THE PHILOSOPHY AND ITS IMPACT
By M. Sue Bergin, '79
For philosophy professor C. Terry Warner, '63, the heart of the message of his book, Bonds That Make Us Free, is about Jesus Christ, though the book states the ideas in nonreligious terms. For the BYU Magazine audience, he sums up the book's message this way:
"When we do what we feel is wrong, we can't help experiencing the world in a negative way. We convince ourselves that others are making it hard for us to treat them right, when the truth is that the fault is our own. This makes us so insecure that the world becomes a threatening place. We grow anxious and self-concerned and think the solution to our problems is to fix or avoid the people with whom we're finding fault. And needless to say, they usually find fault with us in return. The process damages our relationships and destroys our peace.
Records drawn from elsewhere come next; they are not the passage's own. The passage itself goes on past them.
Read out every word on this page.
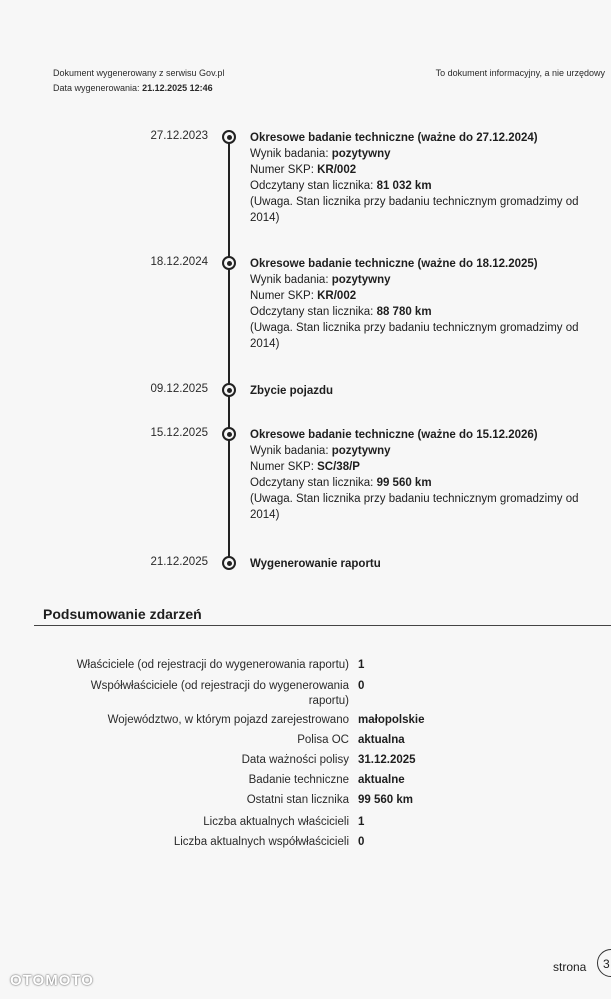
Dokument wygenerowany z serwisu Gov.pl
Data wygenerowania: 21.12.2025 12:46
To dokument informacyjny, a nie urzędowy
27.12.2023	Okresowe badanie techniczne (ważne do 27.12.2024)
Wynik badania: pozytywny
Numer SKP: KR/002
Odczytany stan licznika: 81 032 km
(Uwaga. Stan licznika przy badaniu technicznym gromadzimy od
2014)
18.12.2024	Okresowe badanie techniczne (ważne do 18.12.2025)
Wynik badania: pozytywny
Numer SKP: KR/002
Odczytany stan licznika: 88 780 km
(Uwaga. Stan licznika przy badaniu technicznym gromadzimy od
2014)
09.12.2025	Zbycie pojazdu
15.12.2025	Okresowe badanie techniczne (ważne do 15.12.2026)
Wynik badania: pozytywny
Numer SKP: SC/38/P
Odczytany stan licznika: 99 560 km
(Uwaga. Stan licznika przy badaniu technicznym gromadzimy od
2014)
21.12.2025	Wygenerowanie raportu
Podsumowanie zdarzeń
Właściciele (od rejestracji do wygenerowania raportu) 1
Współwłaściciele (od rejestracji do wygenerowania
raportu)
0
Województwo, w którym pojazd zarejestrowano małopolskie
Polisa OC aktualna
Data ważności polisy 31.12.2025
Badanie techniczne aktualne
Ostatni stan licznika 99 560 km
Liczba aktualnych właścicieli 1
Liczba aktualnych współwłaścicieli 0
OTOMOTO
strona	3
"But, mercifully, the truth that will guide us aright is always available. It comes to us through the Spirit of Christ, the faces of others, the innocence of children, and the beauty and bountifulness of nature. All these things call upon us to treat them generously and reverently. And when we yield ourselves to that call, when we live truthfully, we see things as they really are.
"Having ended our self-betrayal, we no longer have any reason to take offense, to find fault, and to worry about ourselves. Our heart has softened so that we can resonate with others' burdens and joys."
Believers typically say that by studying Warner's ideas, they discover ways they hadn't before imagined in which the gospel provides solutions for painful problems within themselves and with others. "Terry's work shows the absolute psychological and emotional necessity of constantly living for, listening to, and following the Spirit," says Craig Horton, a southern California psychotherapist and an area coordinator for the Church Educational System.
Equally, Warner's work centers around the importance of a change of heart, says W. Duane Boyce, '74. "When I undergo a change of heart, I become alive and responsive toward other people. I see other people to be just as real as I am. One way to describe Terry's breakthrough is to say that he discovered that self-deception is not a matter of cognitionwe don't deceive ourselves by something we tell ourselves; self-deception is not telling little lies to ourselves. It's to be in a false way of being. And we can be drawn out of that false way of being by allegiance to the spirit of truth."